Contact CTF writeups Notes

[PicoCTF 2018] - crypto - Hertz

This is one of my writeups for PicoCTF 2018

Problem

Here's another simple cipher for you where we made a bunch of substitutions. Can you decrypt it? Connect with nc 2018shell3.picoctf.com 14928.

Hint :

  1. NOTE: Flag is not in the usual flag format

Solution

The problem description indicates that we are confronted with a substitution cipher. Substitution ciphers are vulnerable to frequency analysis : letters in any language appear in text at different frequencies. So we can easily guess that the letter that appears the most in the ciphertext is the substitution for the letter that appears the most in the english language (that would be "e".) After guessing a few most common letters, we can just guess the other substitutions by just looking a the partially deciphered text.

The name of the task is a hint at this approach (hertz being a unit used to measure frequency).

So I used the following bit of code to look at character frequency in the ciphertext :

from collections import Counter
from string import ascii_lowercase

with open('ciphertext', 'r') as f:
    ciphertext = f.read()

charcount = Counter(c for c in ciphertext if c in ascii_lowercase)
total_chars = sum(charcount.values())
for char, count in charcount.items():
    print(f'{char}: {(count*100)/total_chars}% ({count})')

It produced this output :

l: 2.174877940523746% (49)
r: 7.23479804704838% (163)
o: 6.56901908566356% (148)
w: 2.3524189968930314% (53)
q: 6.1695517088326675% (139)
s: 6.924101198402131% (156)
z: 9.409675987572125% (212)
g: 7.1016422547714155% (160)
v: 5.947625388371061% (134)
e: 13.049267643142477% (294)
y: 6.924101198402131% (156)
k: 2.2192632046160674% (50)
p: 2.929427430093209% (66)
a: 2.4411895250776743% (55)
i: 5.0599201065246335% (114)
u: 1.3759431868619618% (31)
h: 1.908566355969818% (43)
f: 1.020861074123391% (23)
n: 3.195739014647137% (72)
c: 2.796271637816245% (63)
b: 2.174877940523746% (49)
j: 0.1775410563692854% (4)
d: 0.0887705281846427% (2)
x: 0.5770084332001776% (13)
t: 0.13315579227696406% (3)
m: 0.04438526409232135% (1)

We can compare that with the letter frequency of the english language.

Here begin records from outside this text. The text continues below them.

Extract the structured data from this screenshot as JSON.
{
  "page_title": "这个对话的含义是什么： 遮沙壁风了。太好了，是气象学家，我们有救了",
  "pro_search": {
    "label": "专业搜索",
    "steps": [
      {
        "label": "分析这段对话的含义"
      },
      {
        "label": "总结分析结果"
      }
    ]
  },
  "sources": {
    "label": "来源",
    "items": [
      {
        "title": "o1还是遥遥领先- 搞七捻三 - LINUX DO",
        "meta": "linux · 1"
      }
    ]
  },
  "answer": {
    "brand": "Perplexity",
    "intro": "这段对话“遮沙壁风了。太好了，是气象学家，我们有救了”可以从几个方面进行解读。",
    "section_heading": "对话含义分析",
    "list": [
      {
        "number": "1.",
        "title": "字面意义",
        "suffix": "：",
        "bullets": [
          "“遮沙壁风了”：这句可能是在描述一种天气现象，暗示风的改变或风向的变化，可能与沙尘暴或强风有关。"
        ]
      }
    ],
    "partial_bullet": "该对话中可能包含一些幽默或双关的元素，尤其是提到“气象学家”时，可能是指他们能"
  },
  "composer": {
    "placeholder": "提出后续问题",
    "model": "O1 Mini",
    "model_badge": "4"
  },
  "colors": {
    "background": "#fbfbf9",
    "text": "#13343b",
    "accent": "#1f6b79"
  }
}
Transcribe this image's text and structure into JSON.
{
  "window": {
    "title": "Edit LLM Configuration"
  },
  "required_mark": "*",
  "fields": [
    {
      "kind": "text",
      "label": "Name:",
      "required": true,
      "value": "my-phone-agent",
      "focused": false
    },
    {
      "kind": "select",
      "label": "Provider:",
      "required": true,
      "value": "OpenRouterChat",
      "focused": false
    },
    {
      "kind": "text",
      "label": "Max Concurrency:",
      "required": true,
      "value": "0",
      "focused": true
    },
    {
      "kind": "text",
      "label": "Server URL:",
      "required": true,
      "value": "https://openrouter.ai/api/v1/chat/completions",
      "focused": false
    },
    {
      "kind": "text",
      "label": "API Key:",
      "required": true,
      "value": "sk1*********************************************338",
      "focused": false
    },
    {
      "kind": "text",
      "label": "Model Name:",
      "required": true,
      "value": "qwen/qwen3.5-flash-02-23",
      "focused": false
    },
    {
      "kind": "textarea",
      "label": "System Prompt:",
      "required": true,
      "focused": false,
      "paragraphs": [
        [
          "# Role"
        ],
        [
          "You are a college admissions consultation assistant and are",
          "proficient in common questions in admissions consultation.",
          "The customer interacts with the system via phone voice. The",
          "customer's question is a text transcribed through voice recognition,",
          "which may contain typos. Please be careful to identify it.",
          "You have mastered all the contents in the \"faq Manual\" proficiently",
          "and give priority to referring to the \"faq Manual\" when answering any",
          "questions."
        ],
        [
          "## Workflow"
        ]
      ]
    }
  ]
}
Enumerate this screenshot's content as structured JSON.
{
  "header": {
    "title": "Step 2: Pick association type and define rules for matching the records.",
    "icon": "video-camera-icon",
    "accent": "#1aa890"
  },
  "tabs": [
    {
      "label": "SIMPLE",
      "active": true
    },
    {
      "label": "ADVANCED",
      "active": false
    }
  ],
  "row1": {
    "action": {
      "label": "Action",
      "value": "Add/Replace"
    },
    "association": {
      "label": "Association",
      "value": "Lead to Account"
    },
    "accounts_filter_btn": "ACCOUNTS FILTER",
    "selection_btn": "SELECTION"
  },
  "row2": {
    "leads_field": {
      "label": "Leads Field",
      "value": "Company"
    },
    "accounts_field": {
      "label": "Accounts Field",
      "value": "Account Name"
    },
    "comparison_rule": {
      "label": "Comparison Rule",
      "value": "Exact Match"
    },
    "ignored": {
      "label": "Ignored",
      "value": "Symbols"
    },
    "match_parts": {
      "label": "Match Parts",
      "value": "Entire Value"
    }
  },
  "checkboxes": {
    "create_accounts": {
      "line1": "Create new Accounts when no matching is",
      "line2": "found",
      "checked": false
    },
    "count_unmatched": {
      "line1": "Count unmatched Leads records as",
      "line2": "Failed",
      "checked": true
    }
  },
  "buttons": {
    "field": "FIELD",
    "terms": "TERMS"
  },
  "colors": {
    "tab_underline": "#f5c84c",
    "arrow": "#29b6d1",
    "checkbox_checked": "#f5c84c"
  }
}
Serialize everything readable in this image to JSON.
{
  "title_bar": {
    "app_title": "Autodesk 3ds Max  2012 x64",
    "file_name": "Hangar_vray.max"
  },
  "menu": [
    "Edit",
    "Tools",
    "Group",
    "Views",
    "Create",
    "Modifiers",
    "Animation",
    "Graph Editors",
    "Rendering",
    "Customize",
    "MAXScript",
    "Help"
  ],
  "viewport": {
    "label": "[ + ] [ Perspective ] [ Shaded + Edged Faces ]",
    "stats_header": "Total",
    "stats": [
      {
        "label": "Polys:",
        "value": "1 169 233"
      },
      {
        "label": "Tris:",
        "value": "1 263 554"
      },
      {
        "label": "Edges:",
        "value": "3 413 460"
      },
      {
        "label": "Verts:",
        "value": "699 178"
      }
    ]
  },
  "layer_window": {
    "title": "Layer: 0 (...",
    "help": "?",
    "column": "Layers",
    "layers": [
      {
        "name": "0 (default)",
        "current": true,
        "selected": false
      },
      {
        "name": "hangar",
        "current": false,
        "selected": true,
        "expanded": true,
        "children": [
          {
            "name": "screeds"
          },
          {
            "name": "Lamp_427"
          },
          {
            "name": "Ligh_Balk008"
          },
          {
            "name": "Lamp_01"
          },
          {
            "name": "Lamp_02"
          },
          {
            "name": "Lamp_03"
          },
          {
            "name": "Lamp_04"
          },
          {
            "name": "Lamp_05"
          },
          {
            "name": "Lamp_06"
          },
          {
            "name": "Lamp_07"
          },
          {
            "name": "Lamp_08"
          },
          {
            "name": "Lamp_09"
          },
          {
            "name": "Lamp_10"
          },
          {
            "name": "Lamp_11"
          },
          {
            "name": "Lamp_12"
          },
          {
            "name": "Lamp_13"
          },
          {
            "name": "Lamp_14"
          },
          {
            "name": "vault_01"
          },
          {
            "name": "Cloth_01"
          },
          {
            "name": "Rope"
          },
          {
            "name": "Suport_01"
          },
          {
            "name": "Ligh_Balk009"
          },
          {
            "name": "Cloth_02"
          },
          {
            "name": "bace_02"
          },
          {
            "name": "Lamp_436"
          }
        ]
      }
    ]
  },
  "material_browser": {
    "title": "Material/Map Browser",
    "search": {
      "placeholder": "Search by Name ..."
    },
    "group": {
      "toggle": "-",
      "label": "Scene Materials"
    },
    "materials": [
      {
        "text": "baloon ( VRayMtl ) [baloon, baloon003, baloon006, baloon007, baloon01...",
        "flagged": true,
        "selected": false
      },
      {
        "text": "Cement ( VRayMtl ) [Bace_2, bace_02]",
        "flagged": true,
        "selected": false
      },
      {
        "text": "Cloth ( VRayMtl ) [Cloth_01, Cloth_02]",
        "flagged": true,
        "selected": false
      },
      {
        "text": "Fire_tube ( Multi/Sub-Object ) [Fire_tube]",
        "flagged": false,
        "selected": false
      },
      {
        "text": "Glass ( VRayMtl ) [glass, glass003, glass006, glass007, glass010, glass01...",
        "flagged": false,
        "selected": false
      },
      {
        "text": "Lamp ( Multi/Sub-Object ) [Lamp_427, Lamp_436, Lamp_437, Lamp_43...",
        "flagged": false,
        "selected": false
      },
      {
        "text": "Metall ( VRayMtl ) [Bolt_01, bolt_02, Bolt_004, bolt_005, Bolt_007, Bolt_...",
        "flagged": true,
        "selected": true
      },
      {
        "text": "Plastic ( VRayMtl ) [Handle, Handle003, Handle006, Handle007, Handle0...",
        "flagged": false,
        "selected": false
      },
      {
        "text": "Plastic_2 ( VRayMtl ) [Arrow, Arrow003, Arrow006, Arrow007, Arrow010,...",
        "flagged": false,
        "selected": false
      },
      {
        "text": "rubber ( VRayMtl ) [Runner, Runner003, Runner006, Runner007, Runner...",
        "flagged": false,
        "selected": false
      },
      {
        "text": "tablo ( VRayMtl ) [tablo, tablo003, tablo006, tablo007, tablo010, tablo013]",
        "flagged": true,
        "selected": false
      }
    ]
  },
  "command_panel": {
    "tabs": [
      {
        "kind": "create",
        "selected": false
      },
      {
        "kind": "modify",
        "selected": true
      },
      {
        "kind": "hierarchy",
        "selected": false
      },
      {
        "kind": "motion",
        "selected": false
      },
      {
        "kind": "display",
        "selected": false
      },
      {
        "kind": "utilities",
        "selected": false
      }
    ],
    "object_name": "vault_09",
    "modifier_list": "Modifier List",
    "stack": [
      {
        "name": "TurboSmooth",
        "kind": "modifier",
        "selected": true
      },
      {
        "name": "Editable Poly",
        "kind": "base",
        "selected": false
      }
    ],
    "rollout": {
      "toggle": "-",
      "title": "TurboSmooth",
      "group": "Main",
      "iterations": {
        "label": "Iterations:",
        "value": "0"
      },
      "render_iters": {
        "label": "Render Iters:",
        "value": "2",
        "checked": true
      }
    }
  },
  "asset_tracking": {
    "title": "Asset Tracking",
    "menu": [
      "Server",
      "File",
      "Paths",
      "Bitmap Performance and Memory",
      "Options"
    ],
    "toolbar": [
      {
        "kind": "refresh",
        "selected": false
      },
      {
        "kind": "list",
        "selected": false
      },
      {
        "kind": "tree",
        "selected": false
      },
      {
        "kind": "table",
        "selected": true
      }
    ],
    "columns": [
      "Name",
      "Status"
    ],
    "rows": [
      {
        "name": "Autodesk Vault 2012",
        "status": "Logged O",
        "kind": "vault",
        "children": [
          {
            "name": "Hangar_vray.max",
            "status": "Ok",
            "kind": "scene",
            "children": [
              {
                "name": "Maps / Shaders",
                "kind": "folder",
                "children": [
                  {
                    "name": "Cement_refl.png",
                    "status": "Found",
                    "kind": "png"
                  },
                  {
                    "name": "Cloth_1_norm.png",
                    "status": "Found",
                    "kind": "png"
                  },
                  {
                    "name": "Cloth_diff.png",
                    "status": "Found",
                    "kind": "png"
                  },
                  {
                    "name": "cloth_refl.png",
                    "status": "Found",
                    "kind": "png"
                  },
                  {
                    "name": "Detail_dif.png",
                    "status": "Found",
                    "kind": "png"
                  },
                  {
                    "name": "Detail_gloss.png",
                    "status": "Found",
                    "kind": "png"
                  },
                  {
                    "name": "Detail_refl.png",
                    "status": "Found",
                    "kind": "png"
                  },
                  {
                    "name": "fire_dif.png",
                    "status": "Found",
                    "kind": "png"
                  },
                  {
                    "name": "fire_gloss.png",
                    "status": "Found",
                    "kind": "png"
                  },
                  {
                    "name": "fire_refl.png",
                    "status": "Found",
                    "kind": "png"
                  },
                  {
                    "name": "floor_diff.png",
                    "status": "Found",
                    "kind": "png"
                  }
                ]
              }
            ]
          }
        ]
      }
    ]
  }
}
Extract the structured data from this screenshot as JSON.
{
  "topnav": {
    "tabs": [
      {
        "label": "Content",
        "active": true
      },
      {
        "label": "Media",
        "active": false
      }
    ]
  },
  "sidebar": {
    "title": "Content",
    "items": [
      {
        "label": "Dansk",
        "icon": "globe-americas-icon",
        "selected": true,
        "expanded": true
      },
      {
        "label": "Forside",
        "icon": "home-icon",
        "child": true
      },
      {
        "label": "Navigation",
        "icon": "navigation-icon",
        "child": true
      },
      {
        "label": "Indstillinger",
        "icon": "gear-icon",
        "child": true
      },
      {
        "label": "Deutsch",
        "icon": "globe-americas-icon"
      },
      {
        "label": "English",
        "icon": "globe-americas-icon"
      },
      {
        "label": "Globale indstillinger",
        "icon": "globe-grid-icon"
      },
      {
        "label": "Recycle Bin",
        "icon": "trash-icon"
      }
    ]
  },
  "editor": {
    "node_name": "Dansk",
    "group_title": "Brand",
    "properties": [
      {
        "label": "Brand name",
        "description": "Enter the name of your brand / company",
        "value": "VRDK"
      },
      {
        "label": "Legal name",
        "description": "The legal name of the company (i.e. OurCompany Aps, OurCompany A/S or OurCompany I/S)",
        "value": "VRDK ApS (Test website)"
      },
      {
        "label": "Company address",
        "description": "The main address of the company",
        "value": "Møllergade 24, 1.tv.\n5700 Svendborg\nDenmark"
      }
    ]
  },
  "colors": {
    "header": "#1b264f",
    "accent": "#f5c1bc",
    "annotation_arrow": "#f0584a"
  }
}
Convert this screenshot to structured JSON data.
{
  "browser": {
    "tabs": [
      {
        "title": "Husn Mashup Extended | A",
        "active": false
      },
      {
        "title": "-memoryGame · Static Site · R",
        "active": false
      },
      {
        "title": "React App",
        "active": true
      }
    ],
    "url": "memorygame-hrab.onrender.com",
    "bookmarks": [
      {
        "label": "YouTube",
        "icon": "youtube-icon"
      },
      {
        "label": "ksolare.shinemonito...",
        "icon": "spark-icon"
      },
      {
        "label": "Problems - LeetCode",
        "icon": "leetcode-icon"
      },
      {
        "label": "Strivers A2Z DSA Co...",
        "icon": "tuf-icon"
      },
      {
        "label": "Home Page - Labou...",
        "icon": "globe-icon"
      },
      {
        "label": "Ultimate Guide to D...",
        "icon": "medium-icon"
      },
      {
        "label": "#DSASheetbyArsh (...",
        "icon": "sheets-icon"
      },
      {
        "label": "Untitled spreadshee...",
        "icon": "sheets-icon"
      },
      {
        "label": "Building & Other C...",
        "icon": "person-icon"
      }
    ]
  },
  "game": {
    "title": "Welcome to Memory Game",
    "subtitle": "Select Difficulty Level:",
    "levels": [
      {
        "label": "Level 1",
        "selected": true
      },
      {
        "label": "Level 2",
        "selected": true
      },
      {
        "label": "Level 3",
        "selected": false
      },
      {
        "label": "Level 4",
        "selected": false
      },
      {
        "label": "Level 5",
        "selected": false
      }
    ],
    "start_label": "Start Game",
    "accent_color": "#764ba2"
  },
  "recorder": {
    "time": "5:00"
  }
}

Looking at the output, we see an overwhelming majority of "e", with a 13% frequency : according to wikipedia, the letter e has a frequency of 12.702% in the english language. from that we can deduct that the letter e is in fact no substitued with anything in that cipher.

Let's look at the next most common letters :

  • "z" has a frequency of about 9.41% : the closest match in english would be "t"
  • similarly, the frequency of "y" in the ciphertext seems to match that of "i" in english.

Next, I built the following script :

from colorama import Fore

with open('ciphertext', 'r') as f:
    ciphertext = f.read()


sub = {
    'e': 'e',
    'z': 't',
    'y': 'i',
}
text = ''
for char in ciphertext:
    if char in sub:
        char = char.replace(char, f'{Fore.GREEN}{sub[char]}{Fore.RESET}')
    text += char

print(text)

It simply prints the text, performing the guessed substitutions and printing the decrypted letters in green (is uses a third party library, colorama, for that). By just looking at the partially decrypted text, we can guess more letters.

I simply extended the subs dictionary with letters progressively, each newly guessed substutions helping to guess one, until the flag appeared in the partially decrypted text : substitution_ciphers_are_solvable_uyhyldalrg.